Any negative signs may prompt BP to reopen the well and resume capturing the oil gushing from the seabed. Restarting the containment process might take three days, during which oil would again be spilled into the Gulf, Suttles said.
BP bolted a 40-foot (12-meter) stack of valves on top of the well that it used to stop the flow of oil July 15, when it began testing the well to look for damage.
“We are pleased that no oil is currently being released into the Gulf of Mexico and want to take all appropriate action to keep it that way,” Allen said in the statement.

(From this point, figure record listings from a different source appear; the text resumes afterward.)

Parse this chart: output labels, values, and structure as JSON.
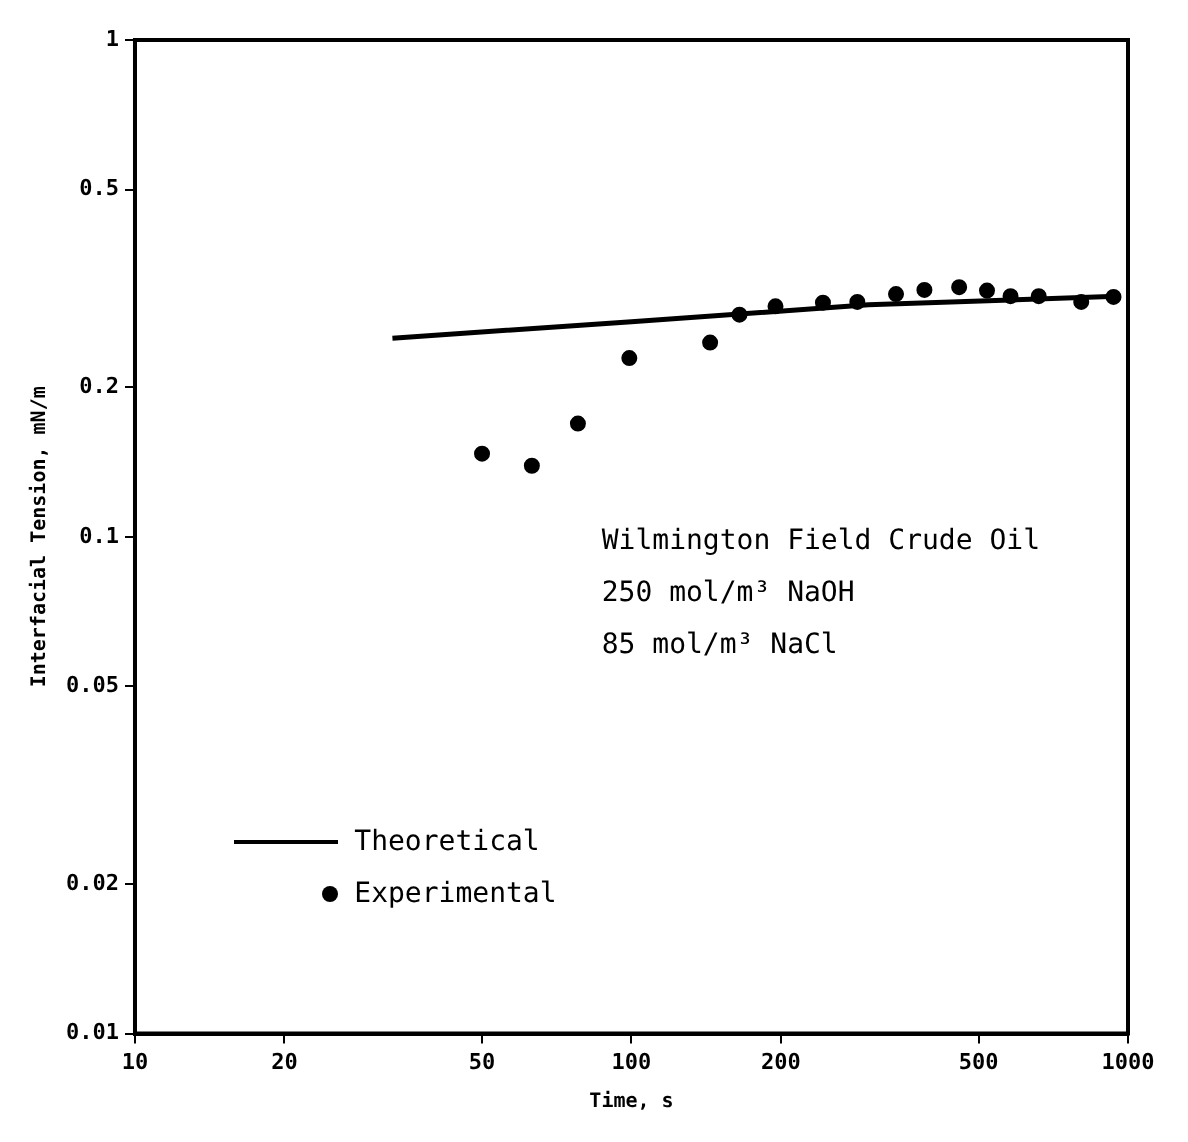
{
  "chart_data": {
    "type": "scatter",
    "xlabel": "Time, s",
    "ylabel": "Interfacial Tension, mN/m",
    "log": "xy",
    "grid": false,
    "legend": "bottom left",
    "xlim": [
      10,
      1000
    ],
    "xticks": [
      10,
      20,
      50,
      100,
      200,
      500,
      1000
    ],
    "ylim": [
      0.01,
      1
    ],
    "yticks": [
      0.01,
      0.02,
      0.05,
      0.1,
      0.2,
      0.5,
      1
    ],
    "annotations": [
      "Wilmington Field Crude Oil",
      "250 mol/m³ NaOH",
      "85 mol/m³ NaCl"
    ],
    "series": [
      {
        "name": "Theoretical",
        "type": "line",
        "marker": "none",
        "line_style": "solid",
        "color": "#000000",
        "x": [
          33,
          100,
          300,
          950
        ],
        "values": [
          0.251,
          0.271,
          0.293,
          0.305
        ]
      },
      {
        "name": "Experimental",
        "type": "scatter",
        "marker": "circle",
        "color": "#000000",
        "x": [
          50,
          63,
          78,
          99,
          144,
          165,
          195,
          243,
          285,
          341,
          389,
          457,
          520,
          580,
          661,
          805,
          935
        ],
        "values": [
          0.147,
          0.139,
          0.169,
          0.229,
          0.246,
          0.28,
          0.291,
          0.296,
          0.297,
          0.308,
          0.314,
          0.318,
          0.313,
          0.305,
          0.305,
          0.297,
          0.304
        ]
      }
    ]
  }
}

The Macondo well has produced the biggest oil spill in U.S. history, spewing 35,000 to 60,000 barrels of oil a day into the Gulf, according to a U.S. government-led panel of scientists.
The main purpose of the cap, built to fit the Macondo well with assistance from Transocean Ltd. and Cameron International Corp., was to help channel more oil to the surface if the well could not be sealed, Allen has said.
The previous, loose cap, allowed BP to capture about 25,000 barrels a day of oil from the well, while still letting some escape into the water. If it’s necessary to reopen the well, the new installation would enable vessels to eventually contain about 80,000 barrels, Suttles said today.